Additionally, Ulahannan said that although the phase III PRODIGE 7 trial demonstrated that heated chemotherapy during resection showed no benefit in patients with advanced colorectal cancer (CRC), physicians are working to reassess which patients are most likely to benefit from therapy.3
Ulahannan also noted that incremental advances in liver cancer were seen with cabozantinib (Cabometyx), lenvatinib (Lenvima), and ramucirumab (Cyramza). Another avenue may be immunotherapy in liver cancer, she said, despite a patient’s poor liver function.
In an interview during the 2018 OncLive®
State of the Science Summit,™ A Summer of Progress: Updates from ASCO 2018, Ulahannan, assistant professor, Section of Hematology/Oncology, associate director, Oklahoma TSET Phase I Program, Stephenson Cancer Center, The University of Oklahoma, highlighted these trials from the 2018 ASCO Annual Meeting across GI malignancies and future therapeutic approaches across the landscape.
OncLive: Can you discuss the importance of the PRODIGE 24 trial?
: The PRODIGE 24 trial in pancreatic cancer…was done in France and Canada and has changed the standard of care. The OS in pancreatic cancer, even in resectable cancer, is poor. What we have seen in trials prior in the adjuvant setting was an OS of 24 months. [We saw an OS of] 28 months in the last standard of care with gemcitabine and capecitabine.
The mFOLFIRINOX regimen that was presented at the 2018 ASCO Annual Meeting had an OS of 54.5 months, which is remarkable. We haven't seen any data like these before. From a GI perspective, that was the most exciting data from that meeting.

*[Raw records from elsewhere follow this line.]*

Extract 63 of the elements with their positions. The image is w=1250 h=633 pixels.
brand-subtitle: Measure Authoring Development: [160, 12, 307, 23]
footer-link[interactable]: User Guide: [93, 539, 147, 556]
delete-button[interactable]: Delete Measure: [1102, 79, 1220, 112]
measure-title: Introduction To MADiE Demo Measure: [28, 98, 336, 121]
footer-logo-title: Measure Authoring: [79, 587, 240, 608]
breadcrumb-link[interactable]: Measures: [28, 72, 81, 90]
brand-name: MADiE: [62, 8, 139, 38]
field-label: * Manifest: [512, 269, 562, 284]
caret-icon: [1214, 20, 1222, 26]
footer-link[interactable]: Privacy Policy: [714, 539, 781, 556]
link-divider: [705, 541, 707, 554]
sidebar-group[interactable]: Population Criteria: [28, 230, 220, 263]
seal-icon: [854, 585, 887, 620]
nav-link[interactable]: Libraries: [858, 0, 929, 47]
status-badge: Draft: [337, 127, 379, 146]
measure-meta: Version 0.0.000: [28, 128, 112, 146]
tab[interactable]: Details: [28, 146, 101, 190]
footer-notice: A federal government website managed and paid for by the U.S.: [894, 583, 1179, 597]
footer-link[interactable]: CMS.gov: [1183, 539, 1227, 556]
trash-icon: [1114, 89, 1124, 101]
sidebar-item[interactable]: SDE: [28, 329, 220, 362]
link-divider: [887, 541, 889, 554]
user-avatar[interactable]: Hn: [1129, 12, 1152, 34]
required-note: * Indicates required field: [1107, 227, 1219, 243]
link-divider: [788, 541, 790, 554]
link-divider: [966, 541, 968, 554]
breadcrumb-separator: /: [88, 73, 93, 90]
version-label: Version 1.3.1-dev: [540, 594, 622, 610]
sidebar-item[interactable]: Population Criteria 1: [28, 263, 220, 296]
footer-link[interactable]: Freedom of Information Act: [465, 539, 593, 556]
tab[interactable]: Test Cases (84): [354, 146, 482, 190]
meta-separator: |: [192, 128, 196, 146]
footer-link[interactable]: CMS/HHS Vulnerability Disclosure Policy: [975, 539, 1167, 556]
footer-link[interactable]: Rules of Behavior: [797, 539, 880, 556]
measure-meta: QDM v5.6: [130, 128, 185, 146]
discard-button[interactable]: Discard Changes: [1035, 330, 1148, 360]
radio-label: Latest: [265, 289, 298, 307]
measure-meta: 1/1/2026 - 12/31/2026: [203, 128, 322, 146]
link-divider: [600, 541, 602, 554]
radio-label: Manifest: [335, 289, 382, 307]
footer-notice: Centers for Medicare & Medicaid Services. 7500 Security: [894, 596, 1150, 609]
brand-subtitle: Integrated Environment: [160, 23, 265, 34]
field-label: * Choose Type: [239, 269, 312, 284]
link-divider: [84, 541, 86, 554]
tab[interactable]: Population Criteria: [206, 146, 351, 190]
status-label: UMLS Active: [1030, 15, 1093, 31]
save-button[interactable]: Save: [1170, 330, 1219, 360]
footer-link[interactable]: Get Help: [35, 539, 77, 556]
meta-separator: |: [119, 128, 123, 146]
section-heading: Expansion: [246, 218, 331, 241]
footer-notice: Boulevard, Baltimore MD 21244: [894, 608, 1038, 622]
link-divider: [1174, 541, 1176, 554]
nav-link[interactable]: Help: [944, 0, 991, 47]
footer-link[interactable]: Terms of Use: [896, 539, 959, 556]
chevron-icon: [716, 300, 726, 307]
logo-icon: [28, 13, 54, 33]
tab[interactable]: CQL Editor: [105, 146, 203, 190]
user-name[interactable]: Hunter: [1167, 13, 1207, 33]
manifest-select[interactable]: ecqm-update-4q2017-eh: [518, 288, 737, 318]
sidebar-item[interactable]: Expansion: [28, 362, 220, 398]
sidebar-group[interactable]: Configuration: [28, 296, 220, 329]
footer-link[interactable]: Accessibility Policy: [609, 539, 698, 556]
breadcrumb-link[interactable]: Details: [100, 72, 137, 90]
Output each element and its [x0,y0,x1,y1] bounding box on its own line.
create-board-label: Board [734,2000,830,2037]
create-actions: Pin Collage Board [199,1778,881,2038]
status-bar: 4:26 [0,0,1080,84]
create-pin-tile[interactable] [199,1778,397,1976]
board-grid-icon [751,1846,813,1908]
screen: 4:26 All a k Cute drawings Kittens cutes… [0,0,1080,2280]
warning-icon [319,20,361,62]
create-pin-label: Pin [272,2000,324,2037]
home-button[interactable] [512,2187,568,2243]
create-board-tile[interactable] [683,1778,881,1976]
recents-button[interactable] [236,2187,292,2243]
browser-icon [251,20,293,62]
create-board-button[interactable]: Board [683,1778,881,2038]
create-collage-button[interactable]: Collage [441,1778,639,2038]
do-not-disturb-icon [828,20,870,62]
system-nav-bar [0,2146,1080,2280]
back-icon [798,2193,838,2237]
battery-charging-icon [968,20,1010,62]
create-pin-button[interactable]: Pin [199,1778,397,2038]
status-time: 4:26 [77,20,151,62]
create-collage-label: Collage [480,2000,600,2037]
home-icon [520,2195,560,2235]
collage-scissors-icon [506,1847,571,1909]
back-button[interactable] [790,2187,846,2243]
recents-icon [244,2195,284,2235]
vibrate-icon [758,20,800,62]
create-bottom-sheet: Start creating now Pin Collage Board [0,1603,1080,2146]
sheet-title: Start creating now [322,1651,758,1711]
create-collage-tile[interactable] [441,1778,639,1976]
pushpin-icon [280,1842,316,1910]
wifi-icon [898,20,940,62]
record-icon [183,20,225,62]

Can you elaborate on the other PRODIGE trials that were presented?
There was also a PRODIGE study in the maintenance setting in pancreatic cancer. The initial PRODIGE study looking at FOLFIRINOX in metastatic pancreatic cancer was the first one that showed an OS of more than 11 months in the metastatic setting. That is the standard of care now. However, that's a toxic regimen. The investigators went back to see if there was something we could do to make it more tolerable for our patients.
In the maintenance setting, they did a randomized phase II trial comparing continuous FOLFIRINOX with 8 cycles of FOLFIRINOX and then 5-fluorouracil (5-FU) leucovorin as maintenance. When patients progressed, they went back and gave them FOLFIRINOX again.